Last year, threat researchers logged 18,439 common vulnerabilities and exposures (CVEs) in the NIST National Vulnerability Database (NVD) – or more than 50 new flaws per day. With so many vulnerabilities piling up, security teams don’t have the time or resources to make every software update, every time a new vulnerability is disclosed. Instead, risk-based prioritization is the name of the game. And doing this effectively requires a balance between manual effort and automation.

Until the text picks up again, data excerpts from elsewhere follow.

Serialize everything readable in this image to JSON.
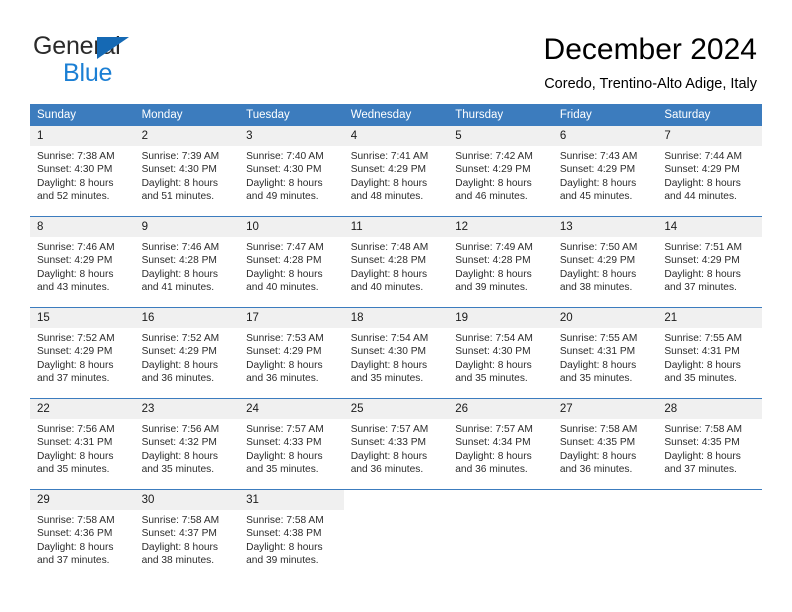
{
  "brand": {
    "line1": "General",
    "line2": "Blue",
    "triangle_color": "#1569b4",
    "blue_text_color": "#1b7fd4"
  },
  "header": {
    "title": "December 2024",
    "subtitle": "Coredo, Trentino-Alto Adige, Italy"
  },
  "colors": {
    "header_row_background": "#3c7cbe",
    "header_row_text": "#ffffff",
    "daynum_background": "#f0f0f0",
    "row_divider": "#3c7cbe",
    "body_text": "#2c2c2c"
  },
  "weekday_headers": [
    "Sunday",
    "Monday",
    "Tuesday",
    "Wednesday",
    "Thursday",
    "Friday",
    "Saturday"
  ],
  "weeks": [
    [
      {
        "day": "1",
        "sunrise": "Sunrise: 7:38 AM",
        "sunset": "Sunset: 4:30 PM",
        "daylight1": "Daylight: 8 hours",
        "daylight2": "and 52 minutes."
      },
      {
        "day": "2",
        "sunrise": "Sunrise: 7:39 AM",
        "sunset": "Sunset: 4:30 PM",
        "daylight1": "Daylight: 8 hours",
        "daylight2": "and 51 minutes."
      },
      {
        "day": "3",
        "sunrise": "Sunrise: 7:40 AM",
        "sunset": "Sunset: 4:30 PM",
        "daylight1": "Daylight: 8 hours",
        "daylight2": "and 49 minutes."
      },
      {
        "day": "4",
        "sunrise": "Sunrise: 7:41 AM",
        "sunset": "Sunset: 4:29 PM",
        "daylight1": "Daylight: 8 hours",
        "daylight2": "and 48 minutes."
      },
      {
        "day": "5",
        "sunrise": "Sunrise: 7:42 AM",
        "sunset": "Sunset: 4:29 PM",
        "daylight1": "Daylight: 8 hours",
        "daylight2": "and 46 minutes."
      },
      {
        "day": "6",
        "sunrise": "Sunrise: 7:43 AM",
        "sunset": "Sunset: 4:29 PM",
        "daylight1": "Daylight: 8 hours",
        "daylight2": "and 45 minutes."
      },
      {
        "day": "7",
        "sunrise": "Sunrise: 7:44 AM",
        "sunset": "Sunset: 4:29 PM",
        "daylight1": "Daylight: 8 hours",
        "daylight2": "and 44 minutes."
      }
    ],
    [
      {
        "day": "8",
        "sunrise": "Sunrise: 7:46 AM",
        "sunset": "Sunset: 4:29 PM",
        "daylight1": "Daylight: 8 hours",
        "daylight2": "and 43 minutes."
      },
      {
        "day": "9",
        "sunrise": "Sunrise: 7:46 AM",
        "sunset": "Sunset: 4:28 PM",
        "daylight1": "Daylight: 8 hours",
        "daylight2": "and 41 minutes."
      },
      {
        "day": "10",
        "sunrise": "Sunrise: 7:47 AM",
        "sunset": "Sunset: 4:28 PM",
        "daylight1": "Daylight: 8 hours",
        "daylight2": "and 40 minutes."
      },
      {
        "day": "11",
        "sunrise": "Sunrise: 7:48 AM",
        "sunset": "Sunset: 4:28 PM",
        "daylight1": "Daylight: 8 hours",
        "daylight2": "and 40 minutes."
      },
      {
        "day": "12",
        "sunrise": "Sunrise: 7:49 AM",
        "sunset": "Sunset: 4:28 PM",
        "daylight1": "Daylight: 8 hours",
        "daylight2": "and 39 minutes."
      },
      {
        "day": "13",
        "sunrise": "Sunrise: 7:50 AM",
        "sunset": "Sunset: 4:29 PM",
        "daylight1": "Daylight: 8 hours",
        "daylight2": "and 38 minutes."
      },
      {
        "day": "14",
        "sunrise": "Sunrise: 7:51 AM",
        "sunset": "Sunset: 4:29 PM",
        "daylight1": "Daylight: 8 hours",
        "daylight2": "and 37 minutes."
      }
    ],
    [
      {
        "day": "15",
        "sunrise": "Sunrise: 7:52 AM",
        "sunset": "Sunset: 4:29 PM",
        "daylight1": "Daylight: 8 hours",
        "daylight2": "and 37 minutes."
      },
      {
        "day": "16",
        "sunrise": "Sunrise: 7:52 AM",
        "sunset": "Sunset: 4:29 PM",
        "daylight1": "Daylight: 8 hours",
        "daylight2": "and 36 minutes."
      },
      {
        "day": "17",
        "sunrise": "Sunrise: 7:53 AM",
        "sunset": "Sunset: 4:29 PM",
        "daylight1": "Daylight: 8 hours",
        "daylight2": "and 36 minutes."
      },
      {
        "day": "18",
        "sunrise": "Sunrise: 7:54 AM",
        "sunset": "Sunset: 4:30 PM",
        "daylight1": "Daylight: 8 hours",
        "daylight2": "and 35 minutes."
      },
      {
        "day": "19",
        "sunrise": "Sunrise: 7:54 AM",
        "sunset": "Sunset: 4:30 PM",
        "daylight1": "Daylight: 8 hours",
        "daylight2": "and 35 minutes."
      },
      {
        "day": "20",
        "sunrise": "Sunrise: 7:55 AM",
        "sunset": "Sunset: 4:31 PM",
        "daylight1": "Daylight: 8 hours",
        "daylight2": "and 35 minutes."
      },
      {
        "day": "21",
        "sunrise": "Sunrise: 7:55 AM",
        "sunset": "Sunset: 4:31 PM",
        "daylight1": "Daylight: 8 hours",
        "daylight2": "and 35 minutes."
      }
    ],
    [
      {
        "day": "22",
        "sunrise": "Sunrise: 7:56 AM",
        "sunset": "Sunset: 4:31 PM",
        "daylight1": "Daylight: 8 hours",
        "daylight2": "and 35 minutes."
      },
      {
        "day": "23",
        "sunrise": "Sunrise: 7:56 AM",
        "sunset": "Sunset: 4:32 PM",
        "daylight1": "Daylight: 8 hours",
        "daylight2": "and 35 minutes."
      },
      {
        "day": "24",
        "sunrise": "Sunrise: 7:57 AM",
        "sunset": "Sunset: 4:33 PM",
        "daylight1": "Daylight: 8 hours",
        "daylight2": "and 35 minutes."
      },
      {
        "day": "25",
        "sunrise": "Sunrise: 7:57 AM",
        "sunset": "Sunset: 4:33 PM",
        "daylight1": "Daylight: 8 hours",
        "daylight2": "and 36 minutes."
      },
      {
        "day": "26",
        "sunrise": "Sunrise: 7:57 AM",
        "sunset": "Sunset: 4:34 PM",
        "daylight1": "Daylight: 8 hours",
        "daylight2": "and 36 minutes."
      },
      {
        "day": "27",
        "sunrise": "Sunrise: 7:58 AM",
        "sunset": "Sunset: 4:35 PM",
        "daylight1": "Daylight: 8 hours",
        "daylight2": "and 36 minutes."
      },
      {
        "day": "28",
        "sunrise": "Sunrise: 7:58 AM",
        "sunset": "Sunset: 4:35 PM",
        "daylight1": "Daylight: 8 hours",
        "daylight2": "and 37 minutes."
      }
    ],
    [
      {
        "day": "29",
        "sunrise": "Sunrise: 7:58 AM",
        "sunset": "Sunset: 4:36 PM",
        "daylight1": "Daylight: 8 hours",
        "daylight2": "and 37 minutes."
      },
      {
        "day": "30",
        "sunrise": "Sunrise: 7:58 AM",
        "sunset": "Sunset: 4:37 PM",
        "daylight1": "Daylight: 8 hours",
        "daylight2": "and 38 minutes."
      },
      {
        "day": "31",
        "sunrise": "Sunrise: 7:58 AM",
        "sunset": "Sunset: 4:38 PM",
        "daylight1": "Daylight: 8 hours",
        "daylight2": "and 39 minutes."
      },
      {
        "day": "",
        "sunrise": "",
        "sunset": "",
        "daylight1": "",
        "daylight2": ""
      },
      {
        "day": "",
        "sunrise": "",
        "sunset": "",
        "daylight1": "",
        "daylight2": ""
      },
      {
        "day": "",
        "sunrise": "",
        "sunset": "",
        "daylight1": "",
        "daylight2": ""
      },
      {
        "day": "",
        "sunrise": "",
        "sunset": "",
        "daylight1": "",
        "daylight2": ""
      }
    ]
  ]
}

As your security team brushes up on cybersecurity fundamentals this Cybersecurity Awareness Month, here are five best practices to follow for updating software as part of a broader defense-in-depth approach:
1. Prioritize critical patches. Nearly a year ago, the Log4j zero-day vulnerability shook the world. Yet despite headlines and urgent warnings about the vulnerability’s severity, there are still Log4j instances operating in the wild – and still exposed to cyberattacks. It’s important to watch for critical patches for software deployed in your environment and implement them as soon as possible. Review vendor recommendations for all enterprise software platforms in use, along with any underlying OS and enterprise integrations. Treat these recommended procedures as a must. If you can’t, make sure you understand the security implications and build your defenses accordingly.
2. Check in with third-party vendors when critical patches are released. Make sure they’ve also patched the software you use.
3. Continuously monitor software assets. Automating inventory and tracking processes can help your team push software updates in a timely manner, manage end-of-life software, scope access permissions appropriately and make sure weak or default credentials do not remain in use. This is especially important in hybrid and multi-cloud environments where misconfigurations are rampant.
4. Consider connected IoT devices as part of your multi-layered security strategy. IoT devices – from printers and sensors, to cameras and tablets – often have well-known firmware or software vulnerabilities that can be accessed via weak credentials or default credentials that are hardcoded into the device. Finding ways to automatically monitor and secure the credentials used to access these IoT solutions is key to shrinking the attackable surface area.
5. Focus on the bigger issue. Today, credential theft is security leaders’ No. 1 area of risk. There there are countless ways for attackers to steal credentials and exploit identities as a jumping point. Instead of just patching identity-centric vulnerabilities ad hoc, many security teams are working to limit privileged access intelligently through automation to make a greater impact. Examples of this include implementing automated detection controls to find and block credential theft attempts, or placing credential “lures” at points along common attack paths to help trigger red flags when intruders try to move through an environment.
Even if your team had the ability to patch every software or device vulnerability every time, attackers keep innovating. There’s no silver bullet to cybersecurity, which is why assuming breach and layering Identity Security protections with vulnerability assessment, patch management and other critical peripheral defenses is essential for detecting and neutralizing threats faster – before attackers have a chance to cause significant damage.